Opera made a big stink a few months ago when it was announced it was ditching its own Presto Web rendering engine in favor of Webkit. After Google announced it was ditching Webkit in favor of its own forked version called Blink, Opera followed suit saying it would be using Blink as well. Now the Blink-powered Opera is finally here.
Opera Software announced today that it has launched what it’s calling Opera Next. You can think of it as a beta release, but this is the version of Opera that everybody’s been talking about. It’s a completely redesigned Opera that’s faster and more feature rich.
Finally available on desktop, Opera Next comes with a number of new or rethought features. For instance, the shortcuts start page has been transformed into what Opera calls “Speed Dial:”
Speed Dial shortcuts can now be gathered in folders and easily filtered. Drag and drop one Speed Dial entry on top of another to create a folder, or use the new Speed Dial search field to experience the power of visual Speed Dial entries combined with the flexibility and organization of a classic bookmark folder.
Another two new features are called Discover and Stash. With Discover, think of it as a smart RSS feed built right into the browser. It will collect news articles from your country of origin and feed you the content without having to navigate to any particular Web site.
As for Stash, this feature allows users to easily compare Web sites when shopping online:
Simply hit the heart icon in the address bar to collect the websites you want to compare easily while shopping, or to keep your travel research on hotels, sights and flights at your fingertips. Scan your Stash by resizable page preview, or search what you’ve saved, with keywords.
On top of all the new features, Opera’s UI has been completely redesigned from the grou up to look “modern and sleek.”
Of course, the biggest change is the move to the Webkit/Blink Web rendering engine:
With the Chromium engine, users get a standards-compliant and high-performance browser.

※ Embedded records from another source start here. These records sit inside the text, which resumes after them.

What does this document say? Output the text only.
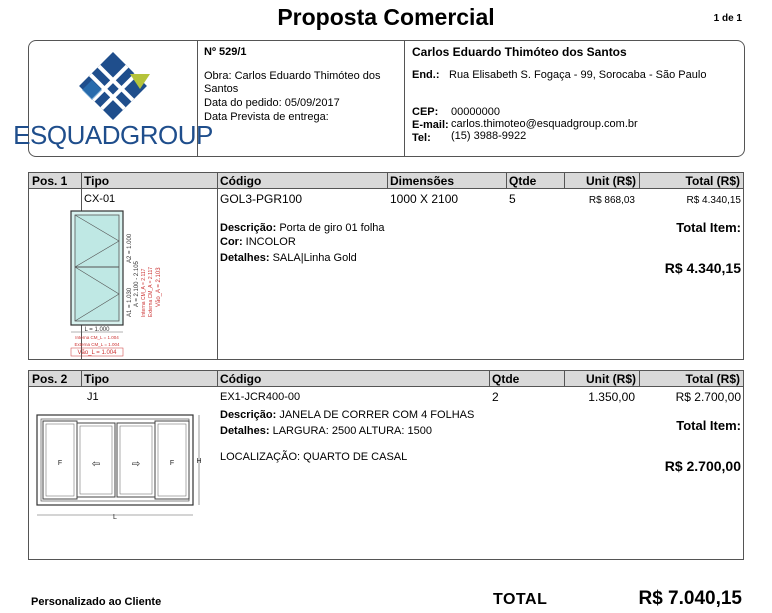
Proposta Comercial	1 de 1
ESQUADGROUP
Nº 529/1
Obra: Carlos Eduardo Thimóteo dos Santos
Data do pedido: 05/09/2017
Data Prevista de entrega:
Carlos Eduardo Thimóteo dos Santos
End.: Rua Elisabeth S. Fogaça - 99, Sorocaba - São Paulo
CEP: 00000000
E-mail: carlos.thimoteo@esquadgroup.com.br
Tel: (15) 3988-9922
Pos. 1 Tipo	Código	Dimensões	Qtde	Unit (R$)	Total (R$)
CX-01	GOL3-PGR100	1000 X 2100	5	R$ 868,03	R$ 4.340,15
Descrição: Porta de giro 01 folha
Cor: INCOLOR
Detalhes: SALA|Linha Gold
Total Item:
R$ 4.340,15
L = 1.000
Interna CM_L = 1.004
Externa CM_L = 1.004
Vão_L = 1.004
A1 = 1.030
A2 = 1.000
A = 2.100 - 2.105 Interna CM_A = 2.117 Externa CM_A = 2.117 Vão_A = 2.103
Pos. 2 Tipo	Código	Qtde	Unit (R$)	Total (R$)
J1	EX1-JCR400-00	2	1.350,00	R$ 2.700,00
Descrição: JANELA DE CORRER COM 4 FOLHAS
Detalhes: LARGURA: 2500 ALTURA: 1500
LOCALIZAÇÃO: QUARTO DE CASAL
Total Item:
R$ 2.700,00
F	⇦	⇨	F	H
L
Personalizado ao Cliente	TOTAL	R$ 7.040,15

Opera’s Off-Road mode, previously called Opera Turbo, now supports SPDY protocol and enables loading webpages faster, even in the toughest of network conditions.
The new Chromium-powered Opera is available for both desktop and mobile. You can grab Opera 15 for desktop here and Opera 14 for Android here. It may be hard to let Presto go, but a faster, standard-compliant Opera can only be a good thing, right?